Mientras mi padre terminaba de asegurar la carpa que protegería las maletas en la canasta, le dio $150 pesos a mi madre, para que comprara el medicamento en la droguería a dos cuadras, después de unos minutos, mi madre regresó con un inmenso cuadro de nuestro Señor, la gran pregunta de todos era de dónde había salido. Mi madre, con la determinación que siempre tuvo, explicó que había pasado frente a una marquetería que acaba de abrir y no pudo resistir preguntar por el cuadro que el marquetero estaba poniendo afuera, el dueño dijo que había decido sacarlo ese día, porque un señor había dejado la lámina hace varios meses para enmarcarla y nunca regresó y necesitaba dinero, por lo tanto, cobraría solo el valor del marco, a la pregunta obvia de mi madre de cuánto costaba, el marquetero respondió: $150.
El buen ánimo de mi padre, rara vez afectado, desapareció en ese momento, no solo había comprado un cuadro que no cabía en el ya atiborrado carro, sino que había gastado el dinero destinado a la medicina indispensable, a pesar de las lágrimas y súplicas de mi madre, mi papá ató el cuadro sobre la carpa sin ninguna protección y comenzamos el viaje. Después de más de una parada para calentar teteros en un reverbero de alcohol y aliviar la mareada de más de uno de nosotros, cruzamos el puente del río Magdalena y las cerradas curvas dieron espacio a los cultivos de algodón lleno de copos blancos, sorgo y arroz.
Cuando pasamos por Cajamarca y empezamos a subir la cordillera central, el barro hacía que patinamos, poco a poco se hizo evidente que no se podía seguir, mi papá, hábilmente, colocó cadenas de acero en las ruedas traseras, transformando nuestro carro de dos toneladas y media, en una especie de tractor que no patinaba en el barro.
La tormenta más terrible se manifestó, el rugido del motor fue opacado más de una vez por los truenos y las gotas que golpean con dureza el techo y los vidrios, mi mamá pedía entre llanto que paráramos para rescatar el cuadro y protegerlo, subimos lentamente hasta llegar al punto más alto de la línea, donde la lluvia de repente cesó.

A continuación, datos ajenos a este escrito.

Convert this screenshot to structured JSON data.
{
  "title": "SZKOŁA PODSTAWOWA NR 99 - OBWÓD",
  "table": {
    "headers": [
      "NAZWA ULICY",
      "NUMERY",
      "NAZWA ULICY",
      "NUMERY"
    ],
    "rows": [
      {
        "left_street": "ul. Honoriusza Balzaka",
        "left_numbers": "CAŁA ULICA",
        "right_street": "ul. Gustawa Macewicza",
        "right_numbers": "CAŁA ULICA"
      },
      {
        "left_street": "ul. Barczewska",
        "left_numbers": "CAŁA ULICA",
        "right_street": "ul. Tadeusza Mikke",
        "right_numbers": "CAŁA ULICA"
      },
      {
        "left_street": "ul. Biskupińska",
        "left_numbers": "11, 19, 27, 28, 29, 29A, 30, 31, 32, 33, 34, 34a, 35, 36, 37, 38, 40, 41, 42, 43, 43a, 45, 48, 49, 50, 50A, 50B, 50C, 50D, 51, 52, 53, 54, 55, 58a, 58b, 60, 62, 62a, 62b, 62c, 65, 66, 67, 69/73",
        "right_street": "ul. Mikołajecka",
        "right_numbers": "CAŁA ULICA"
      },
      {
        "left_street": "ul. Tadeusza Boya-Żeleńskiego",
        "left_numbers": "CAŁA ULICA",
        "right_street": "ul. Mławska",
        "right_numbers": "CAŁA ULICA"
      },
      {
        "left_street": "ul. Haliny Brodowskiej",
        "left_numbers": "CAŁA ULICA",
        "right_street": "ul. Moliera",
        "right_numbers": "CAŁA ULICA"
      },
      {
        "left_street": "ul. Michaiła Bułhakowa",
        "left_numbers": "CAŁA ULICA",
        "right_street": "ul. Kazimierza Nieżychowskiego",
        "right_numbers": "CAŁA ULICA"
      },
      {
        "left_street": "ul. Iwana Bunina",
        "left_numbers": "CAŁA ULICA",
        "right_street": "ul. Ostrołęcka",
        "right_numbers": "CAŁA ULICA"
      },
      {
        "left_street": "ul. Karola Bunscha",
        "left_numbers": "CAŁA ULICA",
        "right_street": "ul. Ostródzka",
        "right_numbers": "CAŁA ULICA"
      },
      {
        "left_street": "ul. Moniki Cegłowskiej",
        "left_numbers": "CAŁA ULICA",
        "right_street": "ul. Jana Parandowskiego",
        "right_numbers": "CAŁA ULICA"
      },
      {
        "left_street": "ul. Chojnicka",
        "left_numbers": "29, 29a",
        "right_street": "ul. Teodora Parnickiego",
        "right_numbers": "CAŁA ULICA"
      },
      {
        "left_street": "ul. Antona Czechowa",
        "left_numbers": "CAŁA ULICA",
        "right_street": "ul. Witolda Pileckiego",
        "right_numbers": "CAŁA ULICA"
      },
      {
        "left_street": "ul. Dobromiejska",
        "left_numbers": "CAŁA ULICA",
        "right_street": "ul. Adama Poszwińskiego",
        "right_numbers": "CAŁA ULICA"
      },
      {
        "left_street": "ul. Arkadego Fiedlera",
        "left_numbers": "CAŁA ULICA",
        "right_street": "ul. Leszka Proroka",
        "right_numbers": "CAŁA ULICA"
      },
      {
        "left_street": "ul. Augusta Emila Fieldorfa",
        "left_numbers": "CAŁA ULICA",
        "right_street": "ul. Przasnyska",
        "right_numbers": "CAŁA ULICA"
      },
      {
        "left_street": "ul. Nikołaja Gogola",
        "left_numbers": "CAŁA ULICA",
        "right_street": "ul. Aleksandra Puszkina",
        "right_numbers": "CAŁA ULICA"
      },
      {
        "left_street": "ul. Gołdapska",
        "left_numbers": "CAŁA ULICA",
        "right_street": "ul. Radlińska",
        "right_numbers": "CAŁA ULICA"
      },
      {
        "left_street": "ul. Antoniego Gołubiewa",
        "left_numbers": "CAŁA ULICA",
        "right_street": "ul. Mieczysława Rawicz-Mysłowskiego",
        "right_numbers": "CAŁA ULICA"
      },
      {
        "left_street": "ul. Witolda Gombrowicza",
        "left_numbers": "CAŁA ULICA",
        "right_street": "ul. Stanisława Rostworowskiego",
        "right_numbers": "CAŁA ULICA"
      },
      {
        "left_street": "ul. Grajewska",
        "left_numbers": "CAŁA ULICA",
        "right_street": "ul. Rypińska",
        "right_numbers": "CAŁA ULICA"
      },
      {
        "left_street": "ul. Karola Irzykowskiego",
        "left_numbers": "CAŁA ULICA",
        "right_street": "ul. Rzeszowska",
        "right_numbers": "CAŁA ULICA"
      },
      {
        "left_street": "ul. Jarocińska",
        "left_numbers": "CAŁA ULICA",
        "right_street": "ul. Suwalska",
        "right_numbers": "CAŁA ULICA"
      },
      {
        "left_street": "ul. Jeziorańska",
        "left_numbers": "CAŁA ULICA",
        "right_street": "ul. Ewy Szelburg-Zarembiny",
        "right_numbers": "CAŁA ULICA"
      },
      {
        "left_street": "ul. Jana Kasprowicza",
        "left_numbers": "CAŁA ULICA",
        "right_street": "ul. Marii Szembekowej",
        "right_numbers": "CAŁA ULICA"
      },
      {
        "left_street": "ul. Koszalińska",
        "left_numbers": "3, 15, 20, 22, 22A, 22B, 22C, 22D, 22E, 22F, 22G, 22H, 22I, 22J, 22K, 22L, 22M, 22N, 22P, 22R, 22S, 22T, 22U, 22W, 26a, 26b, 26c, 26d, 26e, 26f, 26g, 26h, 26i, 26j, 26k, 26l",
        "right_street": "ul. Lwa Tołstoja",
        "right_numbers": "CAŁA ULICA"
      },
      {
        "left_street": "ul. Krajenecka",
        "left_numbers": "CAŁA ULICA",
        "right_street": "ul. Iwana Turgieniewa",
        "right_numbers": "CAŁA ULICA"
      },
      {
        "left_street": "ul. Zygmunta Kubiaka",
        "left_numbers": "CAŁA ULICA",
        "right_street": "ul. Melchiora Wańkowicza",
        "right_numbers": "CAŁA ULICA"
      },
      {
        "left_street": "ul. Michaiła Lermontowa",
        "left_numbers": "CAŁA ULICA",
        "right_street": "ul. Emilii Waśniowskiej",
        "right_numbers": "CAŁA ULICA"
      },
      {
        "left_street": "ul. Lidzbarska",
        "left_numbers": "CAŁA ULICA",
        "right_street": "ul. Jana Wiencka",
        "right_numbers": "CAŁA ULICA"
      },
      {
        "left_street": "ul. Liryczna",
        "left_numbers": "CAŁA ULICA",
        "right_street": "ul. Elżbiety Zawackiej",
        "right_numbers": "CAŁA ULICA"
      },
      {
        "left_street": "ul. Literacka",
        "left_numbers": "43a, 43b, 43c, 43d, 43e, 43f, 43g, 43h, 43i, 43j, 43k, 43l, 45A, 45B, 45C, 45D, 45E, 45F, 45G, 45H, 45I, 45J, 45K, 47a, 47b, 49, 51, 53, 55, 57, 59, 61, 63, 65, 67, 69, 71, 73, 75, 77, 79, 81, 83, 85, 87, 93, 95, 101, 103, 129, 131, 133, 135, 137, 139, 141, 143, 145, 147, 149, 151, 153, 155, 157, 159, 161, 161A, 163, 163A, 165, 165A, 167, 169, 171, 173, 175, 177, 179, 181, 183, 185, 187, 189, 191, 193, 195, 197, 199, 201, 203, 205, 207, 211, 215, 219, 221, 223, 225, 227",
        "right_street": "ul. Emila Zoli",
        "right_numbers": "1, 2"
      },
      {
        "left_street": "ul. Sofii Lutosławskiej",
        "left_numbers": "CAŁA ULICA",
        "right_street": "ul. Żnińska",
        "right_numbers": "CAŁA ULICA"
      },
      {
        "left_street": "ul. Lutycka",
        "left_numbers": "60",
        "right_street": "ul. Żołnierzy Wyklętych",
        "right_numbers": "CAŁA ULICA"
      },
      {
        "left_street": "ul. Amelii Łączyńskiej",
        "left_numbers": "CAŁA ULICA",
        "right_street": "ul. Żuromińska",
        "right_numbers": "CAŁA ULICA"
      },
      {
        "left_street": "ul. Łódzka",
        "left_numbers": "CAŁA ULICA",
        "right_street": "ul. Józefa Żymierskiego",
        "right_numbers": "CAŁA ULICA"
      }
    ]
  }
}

A pocos kilómetros de allí, mi padre detuvo el carro cerca de una casona donde había varios camiones estacionados, bajó el cuadro pensando en botar lo que quedaba y para asombro de todos, la lámina estaba completamente intacta, no había la menor señal de humedad, mi papá conmovido lo puso debajo de la carpa.
Mi mamá con sus ojos brillantes y muy sonriente nos pidió chocolate caliente, que llegó en una inmensa taza de dos asas, con un delicioso queso blanco con arepa.

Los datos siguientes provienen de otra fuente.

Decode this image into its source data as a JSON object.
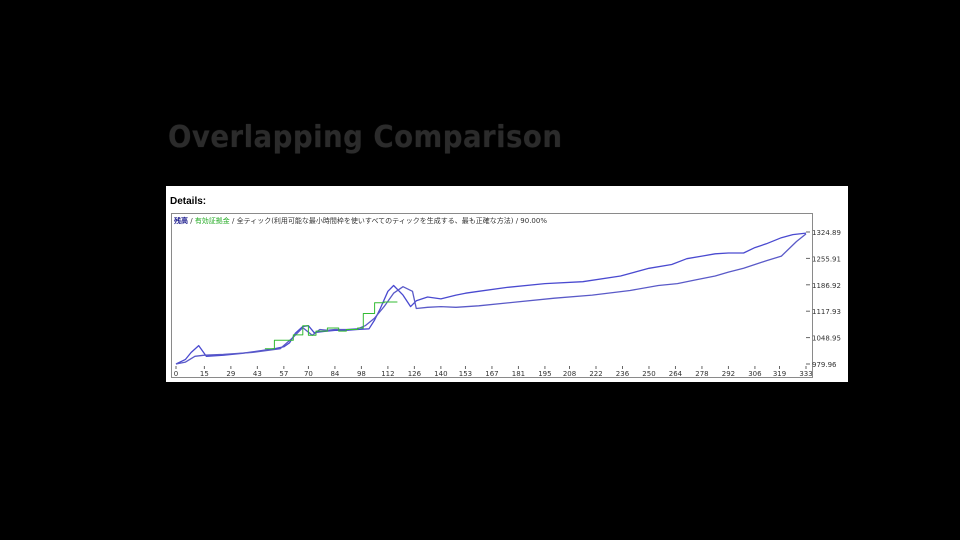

El cuadro se convirtió en una pieza central en nuestro hogar. Lo que nadie podía haber previsto era que mi madre no necesitaba la operación urgente y que nunca tomó los medicamentos que costaban $150 pesos.
A pesar de muchos otros desafíos por las carreteras colombianas, ese viaje de 1960, se convirtió en un recuerdo inolvidable para todos, una historia que se ha transmitido a lo largo de los años como un testimonio de la capacidad de asombrarse, de que todo puede ser posible, para enfrentar lo desconocido y superar obstáculos aparentemente insuperables.